The KmerVC program requires three inputs: (i) the list of mutations of interest in VCF or bed file format (ii) the reference genome, and (iii) the sequencing data in fastq or fast file format. KmerVC generates the outputs regarding the validation of mutations from the input variant file based on the relative k-mer frequency counts.Our tool validates the mutations of interest in cancer sequencing data over five main steps; i) pre-processing to obtain the uniqueness of k-mers in the human genome, ii) counting k-mers in sequencing data, iii) retrieving expected k-mers from mutations of interest, iv) compiling k-mer counts into mutation events, and v) validating mutations.


EXPANDS leverages DNA-sequencing of up to tens of thousands of cells to detect subclones into which these cells apportion and to assign mutations to each subclone. Thereby it infers which mutations co-occur together, in the same subclone, and which are mutually exclusively present in distinct subclones.


GRAMMy is a computational framework developed for Genome Relative Abundance using Mixture Model theory (GRAMMy) based estimation.


To improve computation efficiency, incorporate new features, such as time series data with replicates, and make the analysis technique more accessible to users, we have re-implemented the ELSA algorithm as a C++ extension to Python. We also integrated the new ELSA tool set with the popular Galaxy framework.


Large clinical genomics studies require the ability to select and track samples from a large population of patients through the various experimental steps involved in genome sequencing. To meet these needs we have developed a web-based laboratory information system (LIMS) referred to as MendeLIMS. MendeLIMS is implemented using open-source tools (eg. Ruby on Rails), and has a flexible configuration which is adaptable to continuously evolving experimental protocols, and to various user needs. We maintain a publicly available demonstration version of the application for evaluation purposes which can be found on the Web Resources page.

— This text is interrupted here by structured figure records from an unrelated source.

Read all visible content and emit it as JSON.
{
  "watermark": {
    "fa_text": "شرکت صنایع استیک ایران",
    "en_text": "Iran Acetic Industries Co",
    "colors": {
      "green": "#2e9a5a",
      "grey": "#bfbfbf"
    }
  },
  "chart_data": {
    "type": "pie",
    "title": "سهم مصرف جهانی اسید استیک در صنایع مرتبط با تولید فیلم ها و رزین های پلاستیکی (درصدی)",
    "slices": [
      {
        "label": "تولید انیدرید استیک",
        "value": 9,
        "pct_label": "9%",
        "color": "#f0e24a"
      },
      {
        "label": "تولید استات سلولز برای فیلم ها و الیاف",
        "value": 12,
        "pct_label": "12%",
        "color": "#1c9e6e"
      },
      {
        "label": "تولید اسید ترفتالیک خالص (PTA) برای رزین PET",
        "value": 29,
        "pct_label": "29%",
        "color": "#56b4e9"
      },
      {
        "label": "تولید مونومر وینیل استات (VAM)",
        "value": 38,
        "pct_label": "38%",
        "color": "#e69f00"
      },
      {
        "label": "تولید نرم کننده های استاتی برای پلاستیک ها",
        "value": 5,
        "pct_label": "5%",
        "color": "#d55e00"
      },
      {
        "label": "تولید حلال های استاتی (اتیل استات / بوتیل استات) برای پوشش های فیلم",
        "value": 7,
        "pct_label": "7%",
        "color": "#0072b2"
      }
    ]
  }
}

We developed SVEngine, an open source tool, to address the need for tools allowing specifying locus specific variant fraction and allelic haplotype. It simulates next generation sequencing data embedded with structural variations as well as an assortment of complex sequence features.


SWAN is the first to introduce a statistically verifiable heterogeneity SV model to the community. As in SWAN, the genetic material sampled is no longer viewed as a homogenous mutant or reference sample but explicitly modeled as a mixture of both mutant and reference sequences with their fractions estimable.


Using barcode-linked read sequences, we have developed a new somatic and germline rearrangement caller, ZoomX, that detects large scale (>200 kb intra- or inter-chromosomal) rearrangements. ZoomX works for linked-read data and is optimized specifically for analyzing somatic variants of varying allelic fractions.


The RVD program takes BAM files of deep sequencing reads in as input. Using a Beta-Binomial model, the algorithm estimates the error rate at each base position in the reference sequence. For each sample, the relative difference between the reference and sample error rate is calculated and tested against the null distribution estimated from the model.


Gemtools is a collection of tools for the downstream and in-depth analysis of linked-read data (10X Genomics or TELL-Seq). The gemtools package provides the user with the flexibility to perform basic functions on their linked-read sequencing output in order to address even more questions!